In Letter 38, Sofia describes the ways in which she altered her behavior in order to survive imprisonment. Her statement contains multiple illustrative oxymorons:
I’m a good prisoner, she say. Best convict they ever see. They can’t believe I’m the one sass the mayor’s wife, knock the mayor down. She laugh. It sound like something from a song. The part where everybody done gone home but you. . . . Good behavior ain’t good enough for them, say Sofia. Nothing less than sliding on your belly with your tongue on they boots can even git they attention. I dream of murder, she say, I dream of murder sleep or wake.

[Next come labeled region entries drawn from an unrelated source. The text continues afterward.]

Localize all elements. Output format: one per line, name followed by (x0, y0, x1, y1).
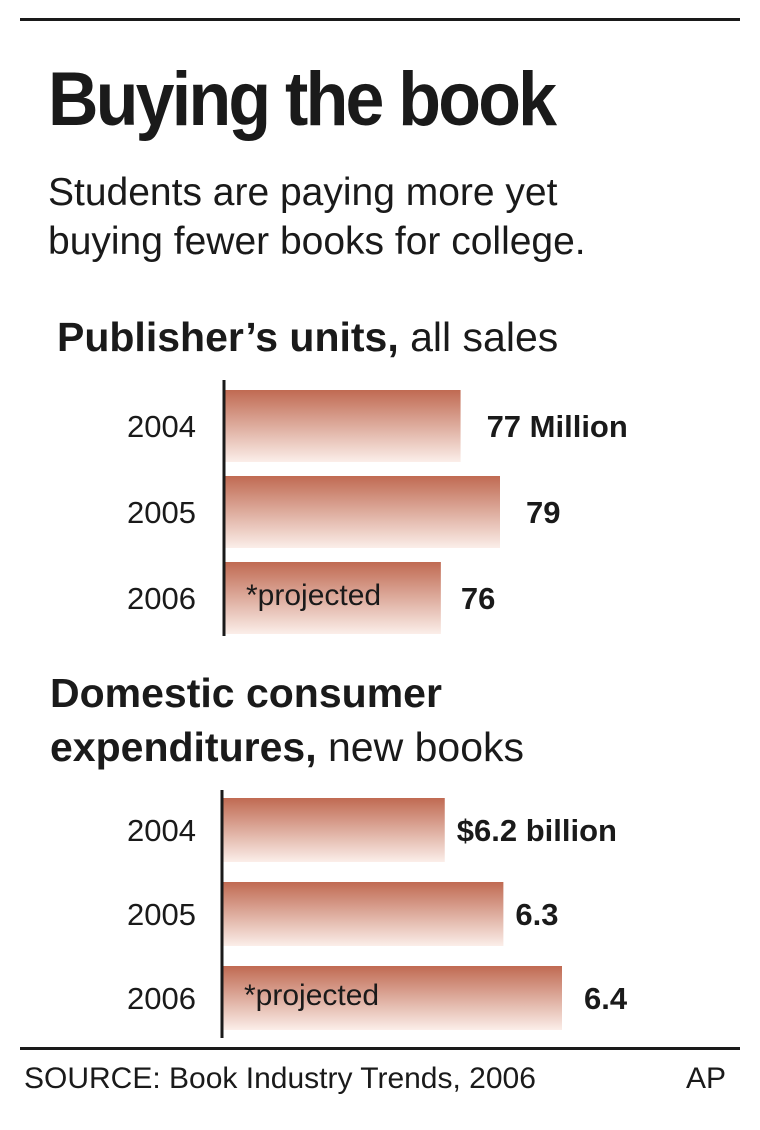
deck-line-2: buying fewer books for college. (48, 220, 586, 263)
bar-2005 (222, 882, 504, 946)
headline: Buying the book (48, 57, 557, 142)
bar-2005 (224, 476, 500, 548)
bottom-rule (20, 1047, 740, 1050)
source-note: SOURCE: Book Industry Trends, 2006 (24, 1062, 536, 1095)
value-label-2004: $6.2 billion (457, 813, 617, 848)
bar-2006 (222, 966, 562, 1030)
value-label-2005: 79 (526, 495, 560, 530)
chart1-title-bold: Publisher’s units, (57, 314, 399, 360)
category-label-2006: 2006 (127, 981, 196, 1016)
credit-ap: AP (686, 1062, 727, 1095)
value-label-2006: 76 (461, 581, 495, 616)
consumer-expenditures-chart: 2004 $6.2 billion 2005 6.3 2006 6.4 *projected (0, 790, 760, 1040)
annotation-projected-2006: *projected (246, 579, 381, 612)
bar-2004 (224, 390, 461, 462)
chart2-title: Domestic consumer expenditures, new book… (50, 666, 524, 774)
category-label-2005: 2005 (127, 495, 196, 530)
chart2-title-bold-line1: Domestic consumer (50, 670, 442, 716)
category-label-2005: 2005 (127, 897, 196, 932)
deck: Students are paying more yet buying fewe… (48, 168, 586, 266)
bar-2006 (224, 562, 441, 634)
publisher-units-svg: 2004 77 Million 2005 79 2006 76 *projected (127, 380, 628, 636)
category-label-2004: 2004 (127, 813, 196, 848)
chart1-title-rest: all sales (398, 314, 559, 360)
chart2-title-bold-line2: expenditures, (50, 724, 317, 770)
category-label-2006: 2006 (127, 581, 196, 616)
value-label-2005: 6.3 (515, 897, 558, 932)
consumer-expenditures-svg: 2004 $6.2 billion 2005 6.3 2006 6.4 *projected (127, 790, 628, 1038)
chart1-title: Publisher’s units, all sales (57, 310, 558, 364)
deck-line-1: Students are paying more yet (48, 171, 558, 214)
category-label-2004: 2004 (127, 409, 196, 444)
bar-2004 (222, 798, 445, 862)
publisher-units-chart: 2004 77 Million 2005 79 2006 76 *projected (0, 380, 760, 640)
value-label-2006: 6.4 (584, 981, 628, 1016)
chart2-title-rest-line2: new books (316, 724, 524, 770)
annotation-projected-2006: *projected (244, 979, 379, 1012)
top-rule (20, 18, 740, 21)
value-label-2004: 77 Million (487, 409, 628, 444)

Sofia describes herself as a "good prisoner" and the "best convict they ever see." Most people implicitly associate convicts with violence and bad behavior, rather than with the qualifiers "good" and "best." These oxymorons undermine the culturally-ingrained assumption that all convicts are perpetrators of violence, rather than victims themselves. Sofia is forced into defending herself and then villainized for it—arguably, she is more victim than criminal.
Walker uses oxymoron in this passage to highlight the racist and hypocritical expectations of white people in power—namely, the expectation that people of color who defend themselves from violence through the use of violence are in the wrong. Sofia is a "good" prisoner and a "good" Black person in the eyes of the white supremacist state because she does not fight back.